1.Edward II of England
EDWARD II of England (1307-27) met a painful end in Berkeley Castle, Gloucestershire, when three assassins, hired on the orders of his Queen, Isabella, and her lover Roger Mortimer, rammed a long, open-topped deer’s horn up the King’s backside. With this firmly in position, the red-hot tip of a long- handled poker was inserted through the horn and deep into Edward’s bowels. The poker was then withdrawn, reheated and reinserted at least once more. Edward’s screams resounded through the castle but, with no marks on his body the death was ascribed to natural causes.
2. Alexandros I of Greece
ALEXANDROS I of Greece (1917-20) died from blood poisoning after being bitten by his pet monkey.
3. Henry I of England
HENRY I of England (1100-35) died after eating a surfeit of lampreys (small eel-like creatures) at a banquet in France.
4. Charles VII of France
CHARLES VII of France (1483-98) was noted for his manners. On entering a tennis court at the Chateau d’Amboise, he bowed to his wife and allowed her to proceed first, but, as he raised his head from his magnanimous gesture, he crashed it against a low wooden beam, fracturing his skull and killing him.
5.Mithridates VI of Pontus
MITHRIDATES VI of Pontus in Asia Minor (132 BC-63 BC) took small doses of poison throughout his life to develop a resistance should anyone try to poison him. He built up such a strong immunity that when he tried to take his own life to escape the approaching Romans, the poison he took had no effect. Instead he ordered a slave to kill him with a sword.
6. Haakon III of Norway
HAAKON III of Norway (1905-57) slipped on the soap in his marble bath and struck his head fatally on one of the taps.
7. Queen Eleanor
QUEEN ELEANOR, wife of Edward I of England (1272-1307), was so distressed to see her husband lying gravely ill after poison had set into a battle wound that she personally sucked all the poison from the wound. Her brave deed saved the King’s life but killed her. Edward was so moved by her sacrifice that he ordered large crosses – subsequently known as Eleanor crosses – to be erected at each of the 12 places where her coffin stopped during its coach journey from Nottinghamshire to London.
8. King John of England
KING JOHN of England (I199-1216) died in an East Anglian abbey after a sumptuous banquet, laid on for him by grateful subjects. The townsfolk of Lynn had just been awarded a handsome contract to supply the royal garrisons and, to repay the King, they rounded off the banquet with his favorite dessert peaches in cider. Alas, he consumed such a great amount that he suffered violent stomach pains and died a few days later.

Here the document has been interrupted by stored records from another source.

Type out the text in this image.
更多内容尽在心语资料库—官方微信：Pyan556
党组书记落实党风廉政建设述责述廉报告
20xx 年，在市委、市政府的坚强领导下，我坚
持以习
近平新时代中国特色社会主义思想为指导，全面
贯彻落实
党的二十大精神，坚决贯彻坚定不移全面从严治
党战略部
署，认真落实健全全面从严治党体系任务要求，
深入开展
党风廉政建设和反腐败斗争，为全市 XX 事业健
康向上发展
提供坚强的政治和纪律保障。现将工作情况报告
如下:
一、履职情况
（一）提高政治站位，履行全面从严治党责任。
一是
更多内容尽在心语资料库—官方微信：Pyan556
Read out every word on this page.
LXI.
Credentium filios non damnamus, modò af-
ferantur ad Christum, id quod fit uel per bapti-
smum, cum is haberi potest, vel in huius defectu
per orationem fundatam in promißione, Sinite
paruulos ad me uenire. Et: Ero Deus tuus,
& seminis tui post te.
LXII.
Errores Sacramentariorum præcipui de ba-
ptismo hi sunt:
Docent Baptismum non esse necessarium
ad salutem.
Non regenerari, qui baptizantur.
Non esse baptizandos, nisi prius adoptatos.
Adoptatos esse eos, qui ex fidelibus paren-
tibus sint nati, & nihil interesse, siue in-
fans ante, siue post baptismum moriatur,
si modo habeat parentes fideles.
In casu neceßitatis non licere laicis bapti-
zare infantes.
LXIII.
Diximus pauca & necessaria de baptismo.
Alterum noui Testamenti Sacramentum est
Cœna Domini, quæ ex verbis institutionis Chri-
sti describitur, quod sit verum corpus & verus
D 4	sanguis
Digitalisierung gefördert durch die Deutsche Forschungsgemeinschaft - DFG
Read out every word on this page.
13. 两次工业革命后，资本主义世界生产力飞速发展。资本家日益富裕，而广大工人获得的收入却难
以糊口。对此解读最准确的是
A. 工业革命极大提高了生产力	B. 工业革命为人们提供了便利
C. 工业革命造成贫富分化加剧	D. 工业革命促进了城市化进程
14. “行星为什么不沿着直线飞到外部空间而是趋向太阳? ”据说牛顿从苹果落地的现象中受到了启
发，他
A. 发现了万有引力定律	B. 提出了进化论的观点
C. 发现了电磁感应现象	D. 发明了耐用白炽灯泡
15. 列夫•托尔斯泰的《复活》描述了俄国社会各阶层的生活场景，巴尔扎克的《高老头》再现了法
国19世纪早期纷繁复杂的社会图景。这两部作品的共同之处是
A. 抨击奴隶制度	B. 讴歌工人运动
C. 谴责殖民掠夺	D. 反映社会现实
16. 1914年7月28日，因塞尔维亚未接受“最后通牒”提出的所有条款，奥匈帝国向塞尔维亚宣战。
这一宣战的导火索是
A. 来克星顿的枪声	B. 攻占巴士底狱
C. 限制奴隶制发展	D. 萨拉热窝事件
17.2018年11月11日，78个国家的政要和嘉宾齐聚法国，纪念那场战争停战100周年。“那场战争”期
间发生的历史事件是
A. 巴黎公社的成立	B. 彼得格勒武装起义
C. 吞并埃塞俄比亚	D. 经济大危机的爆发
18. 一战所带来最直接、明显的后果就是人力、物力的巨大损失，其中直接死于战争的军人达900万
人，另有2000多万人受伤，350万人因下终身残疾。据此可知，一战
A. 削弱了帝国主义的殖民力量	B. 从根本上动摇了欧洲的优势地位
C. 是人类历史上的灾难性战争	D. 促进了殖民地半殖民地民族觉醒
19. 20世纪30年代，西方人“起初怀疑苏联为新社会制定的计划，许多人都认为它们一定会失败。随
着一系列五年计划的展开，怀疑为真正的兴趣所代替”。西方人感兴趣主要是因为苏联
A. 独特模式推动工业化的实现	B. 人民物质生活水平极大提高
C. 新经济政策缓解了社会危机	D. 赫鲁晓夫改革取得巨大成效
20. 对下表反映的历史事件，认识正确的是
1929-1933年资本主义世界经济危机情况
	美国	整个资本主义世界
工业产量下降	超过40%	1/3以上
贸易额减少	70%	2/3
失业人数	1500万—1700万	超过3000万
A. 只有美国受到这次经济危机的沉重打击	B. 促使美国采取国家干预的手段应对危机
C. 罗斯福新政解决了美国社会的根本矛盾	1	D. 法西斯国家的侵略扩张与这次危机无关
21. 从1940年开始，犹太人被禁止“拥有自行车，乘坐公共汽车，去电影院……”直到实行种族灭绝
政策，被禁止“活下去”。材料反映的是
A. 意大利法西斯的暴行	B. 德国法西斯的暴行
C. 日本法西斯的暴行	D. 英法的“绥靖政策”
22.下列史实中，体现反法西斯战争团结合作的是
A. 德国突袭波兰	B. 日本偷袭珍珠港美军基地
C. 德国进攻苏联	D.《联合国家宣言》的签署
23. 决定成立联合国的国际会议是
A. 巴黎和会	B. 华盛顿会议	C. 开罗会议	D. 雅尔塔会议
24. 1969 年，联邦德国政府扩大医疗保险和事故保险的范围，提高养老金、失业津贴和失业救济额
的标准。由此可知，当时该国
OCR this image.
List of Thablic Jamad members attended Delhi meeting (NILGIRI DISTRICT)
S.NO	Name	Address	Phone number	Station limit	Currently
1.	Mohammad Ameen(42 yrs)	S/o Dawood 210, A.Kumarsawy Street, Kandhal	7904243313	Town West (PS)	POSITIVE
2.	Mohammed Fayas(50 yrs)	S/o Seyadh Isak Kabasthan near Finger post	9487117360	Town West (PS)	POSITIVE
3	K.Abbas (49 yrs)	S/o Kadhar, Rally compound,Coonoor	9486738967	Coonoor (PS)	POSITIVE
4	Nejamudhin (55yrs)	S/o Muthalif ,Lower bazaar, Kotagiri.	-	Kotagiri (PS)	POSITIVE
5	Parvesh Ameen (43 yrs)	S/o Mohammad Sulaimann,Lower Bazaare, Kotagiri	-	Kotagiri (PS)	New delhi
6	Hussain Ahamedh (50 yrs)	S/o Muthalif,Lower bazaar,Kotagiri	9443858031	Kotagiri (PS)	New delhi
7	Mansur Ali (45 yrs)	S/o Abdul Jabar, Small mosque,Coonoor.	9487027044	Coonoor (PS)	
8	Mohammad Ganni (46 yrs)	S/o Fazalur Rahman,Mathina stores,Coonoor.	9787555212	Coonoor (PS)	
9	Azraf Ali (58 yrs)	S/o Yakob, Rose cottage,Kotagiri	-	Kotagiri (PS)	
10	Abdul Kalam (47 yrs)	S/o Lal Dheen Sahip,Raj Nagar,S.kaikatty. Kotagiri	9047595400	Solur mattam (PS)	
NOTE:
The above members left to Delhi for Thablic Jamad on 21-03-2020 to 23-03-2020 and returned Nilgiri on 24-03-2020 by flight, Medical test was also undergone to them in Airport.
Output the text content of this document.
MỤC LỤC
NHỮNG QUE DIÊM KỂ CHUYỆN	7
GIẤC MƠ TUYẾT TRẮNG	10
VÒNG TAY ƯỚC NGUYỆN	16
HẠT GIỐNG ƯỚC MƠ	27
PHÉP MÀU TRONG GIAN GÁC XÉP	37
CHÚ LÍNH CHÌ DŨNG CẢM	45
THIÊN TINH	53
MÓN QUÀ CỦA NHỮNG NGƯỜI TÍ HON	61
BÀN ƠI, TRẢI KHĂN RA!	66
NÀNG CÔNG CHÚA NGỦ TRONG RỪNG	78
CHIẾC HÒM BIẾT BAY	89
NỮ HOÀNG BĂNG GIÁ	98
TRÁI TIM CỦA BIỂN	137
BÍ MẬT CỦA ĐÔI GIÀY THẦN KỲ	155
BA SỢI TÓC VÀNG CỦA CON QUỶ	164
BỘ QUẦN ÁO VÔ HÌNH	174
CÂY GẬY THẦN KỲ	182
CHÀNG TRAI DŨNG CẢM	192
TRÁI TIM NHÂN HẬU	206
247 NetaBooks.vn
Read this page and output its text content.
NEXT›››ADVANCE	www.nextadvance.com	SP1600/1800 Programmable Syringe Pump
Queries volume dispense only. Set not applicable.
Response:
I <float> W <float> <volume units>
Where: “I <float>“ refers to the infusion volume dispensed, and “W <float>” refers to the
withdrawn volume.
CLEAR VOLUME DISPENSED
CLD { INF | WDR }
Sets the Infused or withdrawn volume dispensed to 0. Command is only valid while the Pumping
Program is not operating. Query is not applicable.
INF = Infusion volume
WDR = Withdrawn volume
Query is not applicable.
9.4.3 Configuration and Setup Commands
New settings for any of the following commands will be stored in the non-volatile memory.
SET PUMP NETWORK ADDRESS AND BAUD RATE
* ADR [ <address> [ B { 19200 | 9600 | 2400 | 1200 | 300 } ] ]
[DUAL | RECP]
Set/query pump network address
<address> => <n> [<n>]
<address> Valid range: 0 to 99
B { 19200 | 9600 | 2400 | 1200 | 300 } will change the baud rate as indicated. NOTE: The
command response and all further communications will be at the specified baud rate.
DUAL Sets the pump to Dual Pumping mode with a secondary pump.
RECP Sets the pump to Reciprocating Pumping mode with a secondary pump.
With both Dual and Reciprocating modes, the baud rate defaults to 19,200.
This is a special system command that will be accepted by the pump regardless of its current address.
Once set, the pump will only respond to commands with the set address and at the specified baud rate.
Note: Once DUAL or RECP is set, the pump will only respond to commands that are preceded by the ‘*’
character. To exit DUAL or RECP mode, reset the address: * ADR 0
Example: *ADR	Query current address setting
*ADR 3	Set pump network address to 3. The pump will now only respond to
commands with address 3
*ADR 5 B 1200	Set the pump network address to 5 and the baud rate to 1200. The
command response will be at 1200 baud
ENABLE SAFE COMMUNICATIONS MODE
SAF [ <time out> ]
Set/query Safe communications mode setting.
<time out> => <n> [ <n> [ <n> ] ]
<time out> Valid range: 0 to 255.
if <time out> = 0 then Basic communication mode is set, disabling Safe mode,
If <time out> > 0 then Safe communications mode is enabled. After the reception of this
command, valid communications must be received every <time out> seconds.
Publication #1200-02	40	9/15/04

9. Margaret, ‘Maid of Norway’
MARGARET, ‘Maid of Norway’, was nominally declared Queen of Scotland in 1286 but it was not until 1290 that the seven-year-old Queen sailed from Norway to claim her new kingdom. Alas, on the journey across the North Sea, she suffered terrible sea-sickness and died in the Orkneys before ever setting foot on the Scottish mainland.
10. Edmund Ironside
EDMUND IRONSIDE, King of Southern England, for just eight months, was murdered in 1016 while sitting on the toilet. He sat on the long wooden lavatory box in his house to empty his bowels, little knowing that an enemy knight, Edric Streona, was lurking in the pit below. As poor Edmund sat down, Streona twice thrust a sword into him.